Kedia, who has been a physician for the last 20 years in Ohio, said his first-hand experience with the opioid epidemic was challenging. It initially led him to want to be part of the medical cannabis market in Ohio.
“I really felt then, and I feel even more strongly now, that cannabis and medical cannabis, specifically, is a fantastic alternative to our opioid and pain medication our patients depend on,” Kedia said. “And I do think having this alternative is better for patients and better for patients care, and most importantly, better for the quality of life. So, that’s where I get excited because I can now do what I did for patients in Ohio for patients in other states like West Virginia.”
Kedia’s number one goal with the expansion is to help people, he said.
“Yes, we need to make money to keep places open, we all have bills to pay, our company has bills to pay, but all that aside, our primary focus has to be centered around patients and their well being, and that is more important to me than anything else,” he said.
And Freas and his father, Bill, have similar expectations and goals for Harvest Care Medical and West Virginia patients.
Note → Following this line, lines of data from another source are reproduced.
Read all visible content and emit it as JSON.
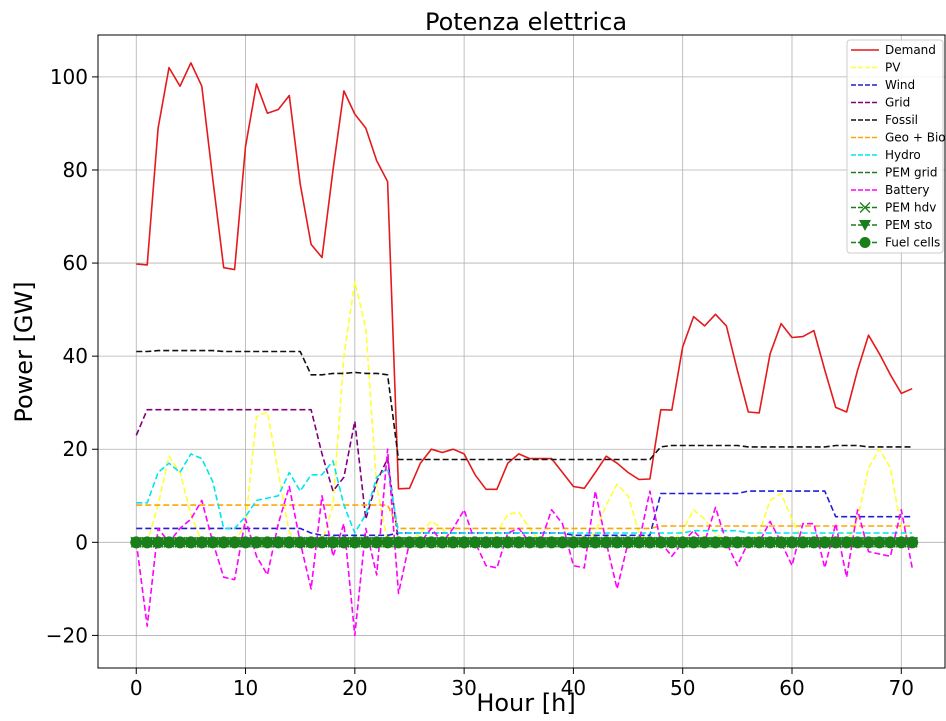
{
  "chart_data": {
    "type": "line",
    "title": "Potenza elettrica",
    "xlabel": "Hour [h]",
    "ylabel": "Power [GW]",
    "xlim": [
      -3.5,
      74
    ],
    "ylim": [
      -27,
      109
    ],
    "xticks": [
      0,
      10,
      20,
      30,
      40,
      50,
      60,
      70
    ],
    "yticks": [
      -20,
      0,
      20,
      40,
      60,
      80,
      100
    ],
    "xtick_labels": [
      "0",
      "10",
      "20",
      "30",
      "40",
      "50",
      "60",
      "70"
    ],
    "ytick_labels": [
      "−20",
      "0",
      "20",
      "40",
      "60",
      "80",
      "100"
    ],
    "grid": true,
    "legend_position": "top-right",
    "series": [
      {
        "name": "Demand",
        "color": "#e41a1c",
        "style": "solid",
        "marker": "none",
        "values": [
          59.8,
          59.6,
          89,
          102,
          98,
          103,
          98,
          78,
          59,
          58.6,
          85,
          98.5,
          92.2,
          93,
          96,
          77,
          64,
          61.2,
          80,
          97,
          92,
          89,
          82,
          77.5,
          11.5,
          11.6,
          17,
          20,
          19.3,
          20,
          19,
          14.5,
          11.4,
          11.4,
          17,
          19,
          18,
          18,
          18,
          15,
          12,
          11.6,
          15,
          18.5,
          17,
          15,
          13.5,
          13.6,
          28.5,
          28.4,
          42,
          48.5,
          46.5,
          49,
          46.5,
          37,
          28,
          27.8,
          40.5,
          47,
          44,
          44.2,
          45.5,
          37,
          29,
          28,
          37,
          44.5,
          40.5,
          36,
          32,
          33
        ]
      },
      {
        "name": "PV",
        "color": "#ffff33",
        "style": "dashed",
        "marker": "none",
        "values": [
          0,
          0,
          8,
          18.5,
          15,
          6,
          0,
          0,
          0,
          0,
          4,
          27,
          28,
          15,
          2,
          0,
          0,
          0,
          8,
          40,
          56,
          46,
          12,
          0,
          0,
          0,
          2,
          4.5,
          3,
          0,
          0,
          0,
          0,
          2,
          6,
          6.5,
          3,
          0,
          0,
          0,
          0,
          0,
          2,
          8,
          12.5,
          10,
          2,
          0,
          0,
          0,
          2.5,
          7,
          5,
          2,
          0,
          0,
          0,
          2,
          9,
          10.5,
          5,
          0,
          0,
          0,
          0,
          0,
          5,
          16,
          20,
          16,
          3,
          0
        ]
      },
      {
        "name": "Wind",
        "color": "#1f1fd6",
        "style": "dashed",
        "marker": "none",
        "values": [
          3,
          3,
          3,
          3,
          3,
          3,
          3,
          3,
          3,
          3,
          3,
          3,
          3,
          3,
          3,
          3,
          2,
          1.5,
          1.5,
          1.5,
          1.5,
          1.5,
          1.5,
          1.5,
          2,
          2,
          2,
          2,
          2,
          2,
          2,
          2,
          2,
          2,
          2,
          2,
          2,
          2,
          2,
          2,
          1.5,
          1.5,
          1.5,
          1.5,
          1.5,
          1.5,
          1.5,
          1.5,
          10.5,
          10.5,
          10.5,
          10.5,
          10.5,
          10.5,
          10.5,
          10.5,
          11,
          11,
          11,
          11,
          11,
          11,
          11,
          11,
          5.5,
          5.5,
          5.5,
          5.5,
          5.5,
          5.5,
          5.5,
          5.5
        ]
      },
      {
        "name": "Grid",
        "color": "#800080",
        "style": "dashed",
        "marker": "none",
        "values": [
          23,
          28.5,
          28.5,
          28.5,
          28.5,
          28.5,
          28.5,
          28.5,
          28.5,
          28.5,
          28.5,
          28.5,
          28.5,
          28.5,
          28.5,
          28.5,
          28.5,
          19,
          11,
          14,
          26,
          5,
          13,
          18,
          0,
          0,
          0,
          0,
          0,
          0,
          0,
          0,
          0,
          0,
          0,
          0,
          0,
          0,
          0,
          0,
          0,
          0,
          0,
          0,
          0,
          0,
          0,
          0,
          0,
          0,
          0,
          0,
          0,
          0,
          0,
          0,
          0,
          0,
          0,
          0,
          0,
          0,
          0,
          0,
          0,
          0,
          0,
          0,
          0,
          0,
          0,
          0
        ]
      },
      {
        "name": "Fossil",
        "color": "#111111",
        "style": "dashed",
        "marker": "none",
        "values": [
          41,
          41,
          41.2,
          41.2,
          41.2,
          41.2,
          41.2,
          41.2,
          41,
          41,
          41,
          41,
          41,
          41,
          41,
          41,
          36,
          36,
          36.3,
          36.3,
          36.5,
          36.3,
          36.3,
          36,
          17.8,
          17.8,
          17.8,
          17.8,
          17.8,
          17.8,
          17.8,
          17.8,
          17.8,
          17.8,
          17.8,
          17.8,
          17.8,
          17.8,
          17.8,
          17.8,
          17.8,
          17.8,
          17.8,
          17.8,
          17.8,
          17.8,
          17.8,
          17.8,
          20.5,
          20.8,
          20.8,
          20.8,
          20.8,
          20.8,
          20.8,
          20.8,
          20.5,
          20.5,
          20.5,
          20.5,
          20.5,
          20.5,
          20.5,
          20.5,
          20.8,
          20.8,
          20.8,
          20.5,
          20.5,
          20.5,
          20.5,
          20.5
        ]
      },
      {
        "name": "Geo + Bio",
        "color": "#ffa500",
        "style": "dashed",
        "marker": "none",
        "values": [
          8,
          8,
          8,
          8,
          8,
          8,
          8,
          8,
          8,
          8,
          8,
          8,
          8,
          8,
          8,
          8,
          8,
          8,
          8,
          8,
          8,
          8,
          8,
          8,
          3,
          3,
          3,
          3,
          3,
          3,
          3,
          3,
          3,
          3,
          3,
          3,
          3,
          3,
          3,
          3,
          3,
          3,
          3,
          3,
          3,
          3,
          3,
          3,
          3.5,
          3.5,
          3.5,
          3.5,
          3.5,
          3.5,
          3.5,
          3.5,
          3.5,
          3.5,
          3.5,
          3.5,
          3.5,
          3.5,
          3.5,
          3.5,
          3.5,
          3.5,
          3.5,
          3.5,
          3.5,
          3.5,
          3.5,
          3.5
        ]
      },
      {
        "name": "Hydro",
        "color": "#00e5ee",
        "style": "dashed",
        "marker": "none",
        "values": [
          8.5,
          8.5,
          15,
          17,
          15,
          19,
          18,
          13,
          3,
          3,
          5.5,
          9,
          9.5,
          10,
          15,
          11,
          14.5,
          14.5,
          17.5,
          8,
          2,
          6,
          14,
          16,
          2,
          2,
          2,
          2,
          2,
          2,
          2,
          2,
          2,
          2,
          2,
          2,
          2,
          2,
          2,
          2,
          2,
          2,
          2,
          2,
          2,
          2,
          2,
          2,
          2,
          2,
          2,
          2.5,
          2.5,
          2.5,
          2.5,
          2.5,
          2,
          2,
          2,
          2,
          2,
          2,
          2,
          2,
          2,
          2,
          2,
          2,
          2,
          2,
          2,
          2
        ]
      },
      {
        "name": "PEM grid",
        "color": "#1a7f1a",
        "style": "dashed",
        "marker": "none",
        "values": [
          0,
          0,
          0,
          0,
          0,
          0,
          0,
          0,
          0,
          0,
          0,
          0,
          0,
          0,
          0,
          0,
          0,
          0,
          0,
          0,
          0,
          0,
          0,
          0,
          0,
          0,
          0,
          0,
          0,
          0,
          0,
          0,
          0,
          0,
          0,
          0,
          0,
          0,
          0,
          0,
          0,
          0,
          0,
          0,
          0,
          0,
          0,
          0,
          0,
          0,
          0,
          0,
          0,
          0,
          0,
          0,
          0,
          0,
          0,
          0,
          0,
          0,
          0,
          0,
          0,
          0,
          0,
          0,
          0,
          0,
          0,
          0
        ]
      },
      {
        "name": "Battery",
        "color": "#ff00ff",
        "style": "dashed",
        "marker": "none",
        "values": [
          0,
          -18,
          3,
          0,
          3,
          5,
          9,
          0,
          -7.5,
          -8,
          5,
          -3,
          -7,
          4,
          12,
          0,
          -10,
          10,
          -3,
          4,
          -20,
          3,
          -7,
          20,
          -11,
          0,
          0,
          3,
          0,
          3,
          7,
          0,
          -5,
          -5.5,
          2,
          3,
          0,
          0,
          7,
          4,
          -5,
          -5.5,
          11,
          0,
          -10,
          0,
          0,
          11,
          0,
          -3,
          0,
          2.5,
          0,
          7.5,
          0,
          -5,
          0,
          0,
          4.5,
          0,
          -5,
          4,
          4,
          -5.5,
          4,
          -7.5,
          7,
          -2,
          -2.5,
          -3,
          7,
          -5.5
        ]
      },
      {
        "name": "PEM hdv",
        "color": "#1a7f1a",
        "style": "dashed",
        "marker": "x",
        "values": [
          0,
          0,
          0,
          0,
          0,
          0,
          0,
          0,
          0,
          0,
          0,
          0,
          0,
          0,
          0,
          0,
          0,
          0,
          0,
          0,
          0,
          0,
          0,
          0,
          0,
          0,
          0,
          0,
          0,
          0,
          0,
          0,
          0,
          0,
          0,
          0,
          0,
          0,
          0,
          0,
          0,
          0,
          0,
          0,
          0,
          0,
          0,
          0,
          0,
          0,
          0,
          0,
          0,
          0,
          0,
          0,
          0,
          0,
          0,
          0,
          0,
          0,
          0,
          0,
          0,
          0,
          0,
          0,
          0,
          0,
          0,
          0
        ]
      },
      {
        "name": "PEM sto",
        "color": "#1a7f1a",
        "style": "dashed",
        "marker": "triangle-down",
        "values": [
          0,
          0,
          0,
          0,
          0,
          0,
          0,
          0,
          0,
          0,
          0,
          0,
          0,
          0,
          0,
          0,
          0,
          0,
          0,
          0,
          0,
          0,
          0,
          0,
          0,
          0,
          0,
          0,
          0,
          0,
          0,
          0,
          0,
          0,
          0,
          0,
          0,
          0,
          0,
          0,
          0,
          0,
          0,
          0,
          0,
          0,
          0,
          0,
          0,
          0,
          0,
          0,
          0,
          0,
          0,
          0,
          0,
          0,
          0,
          0,
          0,
          0,
          0,
          0,
          0,
          0,
          0,
          0,
          0,
          0,
          0,
          0
        ]
      },
      {
        "name": "Fuel cells",
        "color": "#1a7f1a",
        "style": "dashed",
        "marker": "circle",
        "values": [
          0,
          0,
          0,
          0,
          0,
          0,
          0,
          0,
          0,
          0,
          0,
          0,
          0,
          0,
          0,
          0,
          0,
          0,
          0,
          0,
          0,
          0,
          0,
          0,
          0,
          0,
          0,
          0,
          0,
          0,
          0,
          0,
          0,
          0,
          0,
          0,
          0,
          0,
          0,
          0,
          0,
          0,
          0,
          0,
          0,
          0,
          0,
          0,
          0,
          0,
          0,
          0,
          0,
          0,
          0,
          0,
          0,
          0,
          0,
          0,
          0,
          0,
          0,
          0,
          0,
          0,
          0,
          0,
          0,
          0,
          0,
          0
        ]
      }
    ]
  }
}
“Our number one goal is to get quality medical cannabis medicine to the residents of West Virginia as quickly and as effectively as possible,” Bill said. “West Virginia has a lot of challenges. One of the big ones is their opioid crisis. We believe that medical cannabis can be a real help. With all the data supporting it, we’re seeing a real difference in reducing the use of opioids and transitioning people, and we’re very committed to helping people.”